A storm system with a trailing frontal boundary will exit the northeastern contiguous U.S. (CONUS) over the next 2 days (June 16-17), bringing below-normal temperatures and chances for precipitation to parts of the Great Lakes and Northeast. High pressure is forecast to build over the central CONUS and spread eastward through Tuesday, June 21. Maximum temperatures across parts of the north-central CONUS may reach 15°F to 20°F above-normal. The northwestern CONUS is expected to remain active, as another storm system is forecast to push onshore into the Pacific Northwest and into the Intermountain West during the weekend and leading up to the Tuesday cutoff. With it will come increased chances for precipitation in areas that experienced improvements in recent weeks. Below-normal temperatures are also forecast across much of the western third of the CONUS, in the wake of this passing system.
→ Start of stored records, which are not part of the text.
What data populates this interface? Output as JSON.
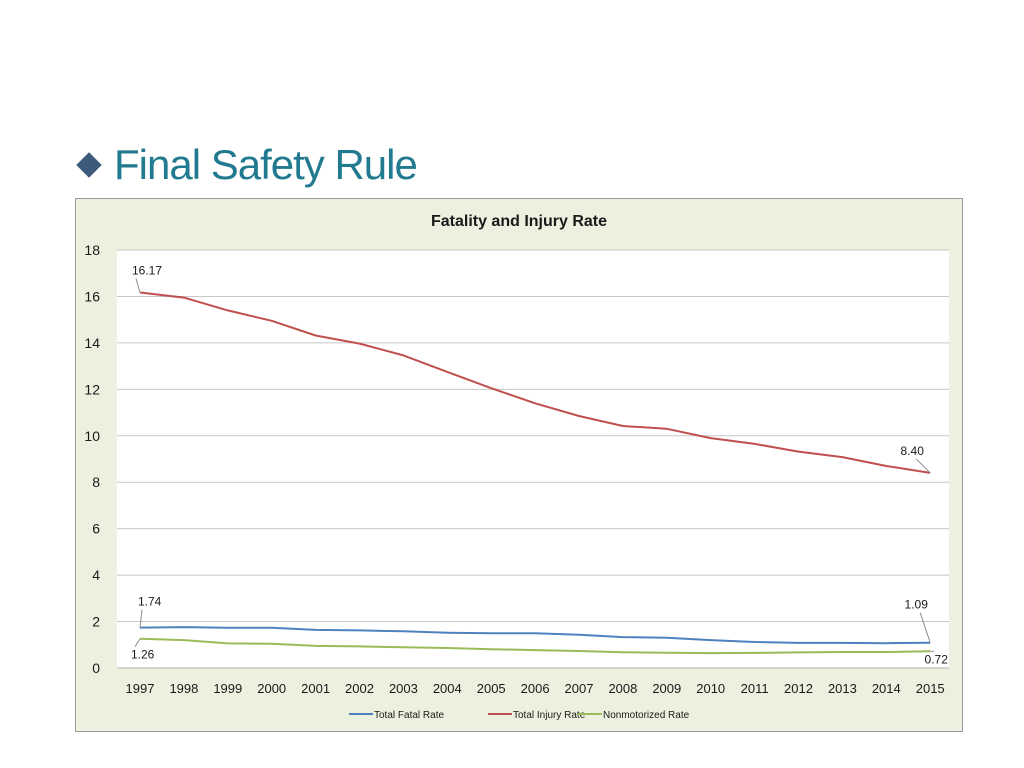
{
  "slide": {
    "title": "Final Safety Rule"
  },
  "colors": {
    "title": "#217a8f",
    "bullet": "#3e5a7a",
    "chart_bg": "#ebf1de",
    "plot_bg": "#ffffff",
    "grid": "#c8c8c8",
    "fatal": "#4f81bd",
    "injury": "#c0504d",
    "nonmotorized": "#9bbb59"
  },
  "chart_data": {
    "type": "line",
    "title": "Fatality and Injury Rate",
    "xlabel": "",
    "ylabel": "",
    "ylim": [
      0,
      18
    ],
    "yticks": [
      0,
      2,
      4,
      6,
      8,
      10,
      12,
      14,
      16,
      18
    ],
    "grid": true,
    "legend_position": "bottom",
    "categories": [
      "1997",
      "1998",
      "1999",
      "2000",
      "2001",
      "2002",
      "2003",
      "2004",
      "2005",
      "2006",
      "2007",
      "2008",
      "2009",
      "2010",
      "2011",
      "2012",
      "2013",
      "2014",
      "2015"
    ],
    "series": [
      {
        "name": "Total Fatal Rate",
        "color": "#4f81bd",
        "values": [
          1.74,
          1.76,
          1.73,
          1.73,
          1.64,
          1.62,
          1.58,
          1.52,
          1.5,
          1.5,
          1.43,
          1.33,
          1.3,
          1.2,
          1.12,
          1.08,
          1.08,
          1.07,
          1.09
        ]
      },
      {
        "name": "Total Injury Rate",
        "color": "#c0504d",
        "values": [
          16.17,
          15.95,
          15.4,
          14.95,
          14.32,
          13.97,
          13.46,
          12.75,
          12.05,
          11.4,
          10.85,
          10.42,
          10.3,
          9.9,
          9.65,
          9.32,
          9.08,
          8.7,
          8.4
        ]
      },
      {
        "name": "Nonmotorized Rate",
        "color": "#9bbb59",
        "values": [
          1.26,
          1.2,
          1.06,
          1.04,
          0.95,
          0.93,
          0.89,
          0.86,
          0.81,
          0.77,
          0.73,
          0.68,
          0.66,
          0.64,
          0.65,
          0.67,
          0.69,
          0.69,
          0.72
        ]
      }
    ],
    "annotations": [
      {
        "series": "Total Injury Rate",
        "index": 0,
        "label": "16.17"
      },
      {
        "series": "Total Injury Rate",
        "index": 18,
        "label": "8.40"
      },
      {
        "series": "Total Fatal Rate",
        "index": 0,
        "label": "1.74"
      },
      {
        "series": "Total Fatal Rate",
        "index": 18,
        "label": "1.09"
      },
      {
        "series": "Nonmotorized Rate",
        "index": 0,
        "label": "1.26"
      },
      {
        "series": "Nonmotorized Rate",
        "index": 18,
        "label": "0.72"
      }
    ]
  }
}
The Climate Prediction Center’s 6-10 day outlook (valid June 21-25, 2022) favors above-normal temperatures and near to below-normal precipitation across the eastern CONUS. Below-normal temperatures and below-normal precipitation are favored across the Pacific Northwest and northern Great Basin, in the wake of a passing storm system near the start of the 6-10 day period. However, there is a weak tilt in the odds toward above-normal precipitation in northern Washington. A surge of moisture is expected to bring increased chances of precipitation to the Four Corners region, signaling a potential early start to the Southwest Monsoon season, with probabilities of above-normal precipitation extending northeastward into portions of the Central and Northern Plains. Near to below-normal precipitation and above-normal temperatures are favored over much of California.